RAKYAT.NEWS, JAKARTA – Pemerintah bakal memberlakukan Pajak Pertambahan Nilai (PPN) sebesar 12 persen. Dalam konteks uang elektronik, pajak tersebut diberlakukan pada biaya layanan atau fee yang dikenakan oleh penyedia layanan teknologi keuangan.

Saat ini, yang berlaku adalah tarif PPN sebesar 11 persen yang berdasar pada Peraturan Menteri Keuangan (PMK) Nomor 69/2022 tentang Pajak Penghasilan dan Pajak Pertambahan Nilai untuk Penyelenggaraan Teknologi Keuangan sejak 1 Mei 2022.

“Misalnya, kita top up e-money Rp10 juta, umumnya terdapat biaya jasa atau kita kenal sebagai fee sekitar Rp500 atau Rp1.500 tergantung dari pemberi jasa.
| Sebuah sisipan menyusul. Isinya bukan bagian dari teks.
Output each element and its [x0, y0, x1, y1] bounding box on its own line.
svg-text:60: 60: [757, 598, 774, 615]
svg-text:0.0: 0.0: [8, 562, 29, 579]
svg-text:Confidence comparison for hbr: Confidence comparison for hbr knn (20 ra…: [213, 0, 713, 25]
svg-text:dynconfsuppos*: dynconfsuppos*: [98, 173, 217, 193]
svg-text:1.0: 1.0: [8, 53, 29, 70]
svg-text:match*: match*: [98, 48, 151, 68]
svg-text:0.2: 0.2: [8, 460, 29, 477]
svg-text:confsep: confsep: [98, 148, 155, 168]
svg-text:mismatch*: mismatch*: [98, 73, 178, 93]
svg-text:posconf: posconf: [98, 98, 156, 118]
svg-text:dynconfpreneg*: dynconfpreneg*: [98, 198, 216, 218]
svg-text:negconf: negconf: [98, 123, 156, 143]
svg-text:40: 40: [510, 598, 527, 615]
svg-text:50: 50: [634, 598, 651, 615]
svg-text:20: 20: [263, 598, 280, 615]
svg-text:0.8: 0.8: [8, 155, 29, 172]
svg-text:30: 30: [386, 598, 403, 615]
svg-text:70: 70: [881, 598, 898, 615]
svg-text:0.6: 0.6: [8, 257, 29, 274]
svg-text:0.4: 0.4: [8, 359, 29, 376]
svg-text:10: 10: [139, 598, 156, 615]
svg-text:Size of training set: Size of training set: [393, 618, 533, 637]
Nah, atas fee Rp500 inilah yang nantinya akan dikenai PPN 11 persen. Jadi, PPN yang dipungut hanya sebesar Rp55,” ujar Direktur Penyuluhan, Pelayanan, dan Hubungan Masyarakat Direktorat Jenderal Pajak (DJP), Neilmaldrin Noor, mengutip CNNIndonesia.com.

Berdasarkan pasal 7 PMK 69/2022, selain pengisian ulang, PPN juga dikenakan pada biaya jasa registrasi pemegang uang elektronik, pembayaran transaksi, transfer dana, dan penarikan tunai.

Pungutan pajak 12 persen tersebut berlaku mulai 1 Januari 2025, berdasarkan Undang-Undang Harmonisasi Peraturan Perpajakan (UU HPP).

Mengacu pada informasi dari situs Kementerian Keuangan, PPN atau value added tax (VAT) merupakan pajak tidak langsung yang dibayarkan oleh pihak lain atau penjual yang bukan penanggung pajak. Sehingga, konsumen akhir sebagai penanggung pajak tidak membayar pajak secara langsung.

Dengan peningkatan tarif PPN biaya jasa transaksi uang elektronik menjadi 12 persen, biaya tambahan yang harus dibayarkan konsumen akan bertambah.

Sebagai contoh:
– Jika Anda berbelanja sebesar Rp100.000 dengan biaya layanan Rp5.000, maka PPN yang harus dibayarkan adalah 12 persen dari Rp5.000, yaitu Rp600.
– Jika membayar tagihan sebesar Rp500.000 dengan biaya layanan Rp3.000, maka PPN yang harus dibayarkan adalah Rp360.